Uranium carbide
- Names: IUPAC name Uranium carbide

Identifiers
- CAS Number: UC: 12070-09-6; U_{2}C_{3}: 12076-62-9; UC_{2}: 12071-33-9;
- 3D model (JSmol): UC: Interactive image;
- ChemSpider: UC: 26947865;
- PubChem CID: UC: 166603 (wrong formula);
- CompTox Dashboard (EPA): UC: DTXSID80923541 ;

Properties
- Chemical formula: UC
- Molar mass: 250.04 g/mol
- Density: 13.63 g/cm^{3}
- Melting point: 2,350 °C (4,260 °F; 2,620 K)

Structure
- Crystal structure: cubic, cF8
- Space group: Fm3m, No. 225

= Uranium carbide =

Uranium carbide, a carbide of uranium, is a hard refractory ceramic material. It comes in several stoichiometries (x differs in UC_{x}), such as uranium methanide (UC, CAS number 12070-09-6), uranium sesquicarbide (U_{2}C_{3}, CAS number 12076-62-9),
and uranium acetylide (UC_{2}, CAS number 12071-33-9).

Like uranium dioxide and some other uranium compounds, uranium carbide can be used as a nuclear fuel for nuclear reactors, usually in the form of pellets or tablets. Uranium carbide fuel was used in late designs of nuclear thermal rockets.
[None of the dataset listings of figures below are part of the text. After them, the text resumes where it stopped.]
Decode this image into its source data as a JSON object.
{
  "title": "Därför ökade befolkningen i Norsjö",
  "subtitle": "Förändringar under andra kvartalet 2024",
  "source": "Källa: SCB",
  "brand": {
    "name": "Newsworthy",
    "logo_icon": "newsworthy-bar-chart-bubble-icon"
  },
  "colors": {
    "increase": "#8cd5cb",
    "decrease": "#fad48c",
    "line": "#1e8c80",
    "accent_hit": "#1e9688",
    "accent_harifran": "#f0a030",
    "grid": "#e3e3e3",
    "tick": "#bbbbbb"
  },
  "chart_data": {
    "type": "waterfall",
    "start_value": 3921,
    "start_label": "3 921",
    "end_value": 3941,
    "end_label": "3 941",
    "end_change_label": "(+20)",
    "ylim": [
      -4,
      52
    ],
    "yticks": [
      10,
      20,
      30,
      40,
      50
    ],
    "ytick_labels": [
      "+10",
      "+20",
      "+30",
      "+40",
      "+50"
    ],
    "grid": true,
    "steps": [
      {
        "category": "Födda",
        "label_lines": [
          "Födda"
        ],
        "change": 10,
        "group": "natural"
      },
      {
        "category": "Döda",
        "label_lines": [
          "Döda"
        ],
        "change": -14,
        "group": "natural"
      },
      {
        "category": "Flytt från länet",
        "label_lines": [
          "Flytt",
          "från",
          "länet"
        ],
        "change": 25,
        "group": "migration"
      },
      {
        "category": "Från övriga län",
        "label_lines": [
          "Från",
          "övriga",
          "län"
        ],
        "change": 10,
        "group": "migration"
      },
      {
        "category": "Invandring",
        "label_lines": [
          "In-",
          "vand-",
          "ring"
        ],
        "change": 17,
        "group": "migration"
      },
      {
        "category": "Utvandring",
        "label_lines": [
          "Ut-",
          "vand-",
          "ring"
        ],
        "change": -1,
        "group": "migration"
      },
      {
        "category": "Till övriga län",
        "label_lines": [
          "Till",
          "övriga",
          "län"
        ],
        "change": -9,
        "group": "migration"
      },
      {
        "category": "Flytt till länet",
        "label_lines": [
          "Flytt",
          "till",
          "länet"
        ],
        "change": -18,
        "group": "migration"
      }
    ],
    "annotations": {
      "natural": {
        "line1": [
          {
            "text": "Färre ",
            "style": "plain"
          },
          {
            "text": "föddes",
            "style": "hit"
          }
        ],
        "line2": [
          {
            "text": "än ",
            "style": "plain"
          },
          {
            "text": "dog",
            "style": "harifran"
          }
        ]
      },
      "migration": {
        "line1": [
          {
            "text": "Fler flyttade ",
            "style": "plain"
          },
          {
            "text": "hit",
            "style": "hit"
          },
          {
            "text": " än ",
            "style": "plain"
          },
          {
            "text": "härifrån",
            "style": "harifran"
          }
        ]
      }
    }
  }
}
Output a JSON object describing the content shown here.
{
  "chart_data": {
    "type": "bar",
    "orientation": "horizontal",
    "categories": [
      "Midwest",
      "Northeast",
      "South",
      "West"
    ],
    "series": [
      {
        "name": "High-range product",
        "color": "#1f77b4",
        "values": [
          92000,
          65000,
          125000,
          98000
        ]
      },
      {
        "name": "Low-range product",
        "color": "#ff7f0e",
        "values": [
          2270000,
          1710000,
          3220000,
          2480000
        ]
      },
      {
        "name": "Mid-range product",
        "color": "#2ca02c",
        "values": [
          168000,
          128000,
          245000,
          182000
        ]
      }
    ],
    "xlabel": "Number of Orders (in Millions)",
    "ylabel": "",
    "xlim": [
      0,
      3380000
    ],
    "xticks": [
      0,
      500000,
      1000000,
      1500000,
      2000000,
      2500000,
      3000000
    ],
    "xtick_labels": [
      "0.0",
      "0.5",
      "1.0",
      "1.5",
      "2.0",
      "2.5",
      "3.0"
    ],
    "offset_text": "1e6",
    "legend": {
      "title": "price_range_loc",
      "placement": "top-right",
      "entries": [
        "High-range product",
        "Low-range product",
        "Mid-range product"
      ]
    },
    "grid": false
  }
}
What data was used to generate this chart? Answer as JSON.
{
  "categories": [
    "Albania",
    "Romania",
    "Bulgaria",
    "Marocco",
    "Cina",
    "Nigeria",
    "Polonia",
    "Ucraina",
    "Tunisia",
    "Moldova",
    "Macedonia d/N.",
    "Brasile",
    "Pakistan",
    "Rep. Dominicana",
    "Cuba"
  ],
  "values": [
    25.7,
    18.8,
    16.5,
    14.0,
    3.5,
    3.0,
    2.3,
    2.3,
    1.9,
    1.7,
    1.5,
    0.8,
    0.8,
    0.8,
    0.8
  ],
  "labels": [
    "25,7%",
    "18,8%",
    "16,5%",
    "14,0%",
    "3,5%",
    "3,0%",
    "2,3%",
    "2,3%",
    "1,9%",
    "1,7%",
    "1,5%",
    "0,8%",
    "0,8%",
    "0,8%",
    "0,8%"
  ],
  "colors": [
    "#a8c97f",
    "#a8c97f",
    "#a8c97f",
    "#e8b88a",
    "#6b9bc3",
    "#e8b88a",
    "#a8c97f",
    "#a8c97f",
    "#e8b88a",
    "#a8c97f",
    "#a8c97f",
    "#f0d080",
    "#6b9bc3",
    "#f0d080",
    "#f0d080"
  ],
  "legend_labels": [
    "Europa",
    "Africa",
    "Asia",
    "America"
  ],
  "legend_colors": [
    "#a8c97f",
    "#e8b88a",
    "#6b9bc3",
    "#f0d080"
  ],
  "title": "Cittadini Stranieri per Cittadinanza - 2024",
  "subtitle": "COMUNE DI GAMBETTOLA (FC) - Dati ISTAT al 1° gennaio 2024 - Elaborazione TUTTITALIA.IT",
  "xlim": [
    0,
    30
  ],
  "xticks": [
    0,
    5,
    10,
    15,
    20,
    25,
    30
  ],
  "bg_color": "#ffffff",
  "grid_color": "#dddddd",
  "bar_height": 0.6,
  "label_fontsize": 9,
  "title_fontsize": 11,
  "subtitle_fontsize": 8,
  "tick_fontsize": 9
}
Uranium carbide pellets are used as fuel kernels for the US version of pebble bed reactors.

As nuclear fuel, uranium carbide can be used either on its own, or mixed with plutonium carbide (PuC and Pu_{2}C_{3}). The mixture is also labeled as uranium-plutonium carbide ( (U,Pu)C ).

Uranium carbide is also a popular target material for particle accelerators.

Ammonia synthesis from nitrogen and hydrogen is sometimes accomplished in the presence of uranium carbide acting as a catalyst.